Table 1 Computational results

Columns D1 to D4 extend the previous results for different parameters of the cutting plane procedure discussed in Sect. 3. Let δ, max cuts , and it denote respectively the smallest value of the violation of an inequality (12) that triggers its insertion on the model in the cutting plane procedure, the maximum number of cuts added between two consecutive resolutions of the LP relaxation, and the maximum number of iterations that we allow without an improvement of the solution value of the LP relaxation greater than 0.001. For the aforementioned scenarios C and D, the values for (δ, max cuts , it) that were used are (0. 1, 20, 20). Columns D1 to D4 in Table 1 correspond to the previous scenario D with the following pairs of values for (δ, max cuts , it):

  • D1:  (δ, max cuts , it) = (0. 1, 20, 50);

  • D2:  (δ, max cuts , it) = (0. 1, 50, 50);

  • D3:  (δ, max cuts , it) = (0. 01, 20, 20);

  • D4:  (δ, max cuts , it) = (0. 25, 20, 20).

Columns z RL and t RL in Table 1 stand respectively for the value of the optimal solution and the computing time required in the corresponding scenario. Note that we used the two dual-feasible functions described in Sect. 3 without any restriction on the domain of their parameters. Instead, we used the parameters (δ, max cuts , it) to control the number of cuts that are added to the LP relaxation.

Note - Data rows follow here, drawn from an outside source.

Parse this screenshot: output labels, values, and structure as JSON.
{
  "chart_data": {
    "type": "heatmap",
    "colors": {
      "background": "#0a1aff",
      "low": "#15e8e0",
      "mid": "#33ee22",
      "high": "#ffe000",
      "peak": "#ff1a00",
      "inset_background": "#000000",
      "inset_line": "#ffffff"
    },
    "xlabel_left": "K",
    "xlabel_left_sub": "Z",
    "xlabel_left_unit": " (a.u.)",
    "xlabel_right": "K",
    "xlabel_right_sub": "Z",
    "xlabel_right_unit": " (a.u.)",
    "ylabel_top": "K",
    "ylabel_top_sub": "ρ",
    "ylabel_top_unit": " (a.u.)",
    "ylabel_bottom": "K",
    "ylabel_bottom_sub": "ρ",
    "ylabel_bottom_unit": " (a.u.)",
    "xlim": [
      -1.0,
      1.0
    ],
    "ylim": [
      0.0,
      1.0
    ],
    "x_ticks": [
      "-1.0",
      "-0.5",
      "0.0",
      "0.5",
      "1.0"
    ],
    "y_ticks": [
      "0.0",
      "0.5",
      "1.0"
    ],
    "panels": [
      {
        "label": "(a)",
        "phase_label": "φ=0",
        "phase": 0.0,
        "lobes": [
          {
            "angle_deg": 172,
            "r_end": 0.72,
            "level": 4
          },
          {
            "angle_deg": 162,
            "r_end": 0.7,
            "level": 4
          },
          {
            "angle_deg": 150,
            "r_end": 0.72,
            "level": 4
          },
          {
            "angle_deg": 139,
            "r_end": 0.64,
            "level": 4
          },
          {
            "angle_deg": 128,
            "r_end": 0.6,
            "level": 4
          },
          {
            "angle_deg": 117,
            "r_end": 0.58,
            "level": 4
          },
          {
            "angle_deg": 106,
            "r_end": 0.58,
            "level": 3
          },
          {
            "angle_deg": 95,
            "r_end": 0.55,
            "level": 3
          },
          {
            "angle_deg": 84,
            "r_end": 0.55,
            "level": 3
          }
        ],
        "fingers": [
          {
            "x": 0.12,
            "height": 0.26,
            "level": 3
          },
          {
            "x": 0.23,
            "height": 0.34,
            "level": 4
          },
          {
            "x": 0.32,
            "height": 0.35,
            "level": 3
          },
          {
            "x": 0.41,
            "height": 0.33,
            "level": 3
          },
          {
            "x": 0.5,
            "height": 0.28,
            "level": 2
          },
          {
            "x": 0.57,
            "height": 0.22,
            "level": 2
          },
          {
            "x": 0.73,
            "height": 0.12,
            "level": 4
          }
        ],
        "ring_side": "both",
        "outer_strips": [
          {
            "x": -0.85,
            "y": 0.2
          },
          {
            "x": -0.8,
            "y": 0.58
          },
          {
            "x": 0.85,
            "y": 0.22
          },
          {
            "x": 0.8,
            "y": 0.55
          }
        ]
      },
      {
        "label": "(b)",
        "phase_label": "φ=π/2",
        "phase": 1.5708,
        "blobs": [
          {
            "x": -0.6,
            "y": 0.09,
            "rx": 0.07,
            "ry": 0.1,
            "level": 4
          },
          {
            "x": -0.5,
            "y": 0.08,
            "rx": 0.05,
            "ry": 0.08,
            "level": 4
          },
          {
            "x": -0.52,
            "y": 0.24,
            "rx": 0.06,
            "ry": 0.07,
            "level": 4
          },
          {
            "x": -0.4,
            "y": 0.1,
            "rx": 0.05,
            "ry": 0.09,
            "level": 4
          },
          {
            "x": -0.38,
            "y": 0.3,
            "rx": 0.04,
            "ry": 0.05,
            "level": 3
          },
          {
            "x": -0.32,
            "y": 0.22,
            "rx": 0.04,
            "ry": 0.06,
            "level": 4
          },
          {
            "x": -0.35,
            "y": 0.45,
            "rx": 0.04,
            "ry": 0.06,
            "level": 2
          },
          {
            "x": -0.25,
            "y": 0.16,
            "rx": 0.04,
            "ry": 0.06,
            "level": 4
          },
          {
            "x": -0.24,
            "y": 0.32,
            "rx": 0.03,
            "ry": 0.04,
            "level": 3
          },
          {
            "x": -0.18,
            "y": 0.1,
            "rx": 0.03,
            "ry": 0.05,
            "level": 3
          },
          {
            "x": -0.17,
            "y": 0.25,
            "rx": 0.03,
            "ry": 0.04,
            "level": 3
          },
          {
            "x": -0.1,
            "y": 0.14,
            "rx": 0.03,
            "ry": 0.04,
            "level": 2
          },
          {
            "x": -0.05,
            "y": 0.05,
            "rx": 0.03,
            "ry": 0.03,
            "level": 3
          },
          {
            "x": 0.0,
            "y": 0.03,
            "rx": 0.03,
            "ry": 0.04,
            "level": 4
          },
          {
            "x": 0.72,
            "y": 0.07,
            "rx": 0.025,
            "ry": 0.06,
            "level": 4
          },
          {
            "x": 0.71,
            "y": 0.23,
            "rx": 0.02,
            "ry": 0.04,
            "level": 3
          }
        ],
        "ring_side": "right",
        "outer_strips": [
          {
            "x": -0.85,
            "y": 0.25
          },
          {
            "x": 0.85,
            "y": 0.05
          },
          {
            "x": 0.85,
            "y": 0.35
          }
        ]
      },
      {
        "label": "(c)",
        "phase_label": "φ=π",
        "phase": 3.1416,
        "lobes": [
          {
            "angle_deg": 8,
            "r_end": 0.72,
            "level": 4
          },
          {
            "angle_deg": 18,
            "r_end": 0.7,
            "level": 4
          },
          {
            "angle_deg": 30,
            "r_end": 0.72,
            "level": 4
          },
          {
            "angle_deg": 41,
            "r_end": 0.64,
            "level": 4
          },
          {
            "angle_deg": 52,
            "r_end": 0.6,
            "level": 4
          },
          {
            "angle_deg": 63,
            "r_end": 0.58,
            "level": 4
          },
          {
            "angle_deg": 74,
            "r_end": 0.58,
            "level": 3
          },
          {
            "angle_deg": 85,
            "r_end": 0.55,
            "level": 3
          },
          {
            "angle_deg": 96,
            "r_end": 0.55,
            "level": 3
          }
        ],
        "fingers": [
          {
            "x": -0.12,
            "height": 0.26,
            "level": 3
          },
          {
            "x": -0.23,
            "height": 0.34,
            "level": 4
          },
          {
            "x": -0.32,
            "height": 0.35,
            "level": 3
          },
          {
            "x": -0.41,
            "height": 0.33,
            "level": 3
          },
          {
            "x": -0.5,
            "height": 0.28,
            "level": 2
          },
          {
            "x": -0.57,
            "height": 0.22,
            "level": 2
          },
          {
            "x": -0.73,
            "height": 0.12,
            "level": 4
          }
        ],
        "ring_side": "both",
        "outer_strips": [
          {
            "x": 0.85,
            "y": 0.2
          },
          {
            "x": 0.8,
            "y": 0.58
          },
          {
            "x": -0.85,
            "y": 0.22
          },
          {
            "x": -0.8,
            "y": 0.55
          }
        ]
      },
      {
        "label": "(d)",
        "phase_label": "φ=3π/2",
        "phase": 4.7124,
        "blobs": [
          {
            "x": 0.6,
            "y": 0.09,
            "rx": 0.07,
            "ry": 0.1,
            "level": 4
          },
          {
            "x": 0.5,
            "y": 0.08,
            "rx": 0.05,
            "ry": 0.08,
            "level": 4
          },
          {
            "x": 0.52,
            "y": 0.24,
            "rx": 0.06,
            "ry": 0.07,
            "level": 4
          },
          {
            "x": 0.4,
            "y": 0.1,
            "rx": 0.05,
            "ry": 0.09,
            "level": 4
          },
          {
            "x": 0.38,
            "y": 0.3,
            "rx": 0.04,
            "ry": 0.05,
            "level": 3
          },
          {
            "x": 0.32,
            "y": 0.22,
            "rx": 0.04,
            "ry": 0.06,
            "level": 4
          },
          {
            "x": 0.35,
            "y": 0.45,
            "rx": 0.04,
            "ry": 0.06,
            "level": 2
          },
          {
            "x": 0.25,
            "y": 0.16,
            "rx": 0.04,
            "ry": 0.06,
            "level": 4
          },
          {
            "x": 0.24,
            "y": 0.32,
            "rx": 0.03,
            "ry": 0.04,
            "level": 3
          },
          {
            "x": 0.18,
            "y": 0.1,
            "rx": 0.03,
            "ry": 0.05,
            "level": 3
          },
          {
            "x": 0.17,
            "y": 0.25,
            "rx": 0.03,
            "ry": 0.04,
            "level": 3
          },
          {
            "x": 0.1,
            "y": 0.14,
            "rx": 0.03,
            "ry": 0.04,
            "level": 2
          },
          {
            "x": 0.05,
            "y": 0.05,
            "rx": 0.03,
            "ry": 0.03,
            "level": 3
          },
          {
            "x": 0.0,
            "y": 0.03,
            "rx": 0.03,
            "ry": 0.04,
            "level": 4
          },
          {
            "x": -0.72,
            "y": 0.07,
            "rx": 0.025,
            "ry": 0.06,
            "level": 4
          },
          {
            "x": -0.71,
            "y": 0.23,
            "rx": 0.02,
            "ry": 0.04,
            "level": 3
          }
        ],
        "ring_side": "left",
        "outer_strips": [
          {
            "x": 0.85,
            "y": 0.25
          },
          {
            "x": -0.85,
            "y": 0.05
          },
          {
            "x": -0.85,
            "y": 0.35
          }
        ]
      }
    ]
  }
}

While inequality (8) leads to a small improvement in the value of the lower bound provided by the LP relaxation of (1)–(7), the impact of the cutting plane procedure described in Sect. 3 is much more significant. On average, the value of the lower bound increased by almost 4.7 % for the first set of instances, and by 11.1 % for the second set (scenario A against scenario C). Inequalities (9)–(11) have no impact on the first set of instances, but when combined with the cutting plane procedure, the average improvement of the lower bound raises to 15 %. That can be explained by the fact that the DFF based cutting planes focus on the knapsack constraints of the model and particularly on the \(x_{i}^{t}\) variables, while inequalities (9)–(11) focus on the remaining variables of the model, thus complementing the cutting plane procedure. Considering the parameters (δ, max cuts , it), the best results in terms of the quality of the continuous lower bounds are achieved with scenario D2 for both sets of instances. The corresponding average improvement in the value of the lower bound is respectively 8.9 % and 19.2 % for the first and second set of instances. The maximum improvement in the first set of instances goes up to 30.9 %, and up to 38.1 % for the second set.

Additionally, we solved the first set of instances up to integrality with a time limit of 3600 s for branch-and-bound in a way that is similar to the approach followed in [1]. For this purpose, we used the cutting plane procedure with the definitions of scenario D. After the time limit, the value of the best lower bound was better than the bound at the root node by 13.3 %, while the average integrality gap was equal to 20.4 %, a value that is in line with the overall gaps reported in [1] while obtained using a compact formulation.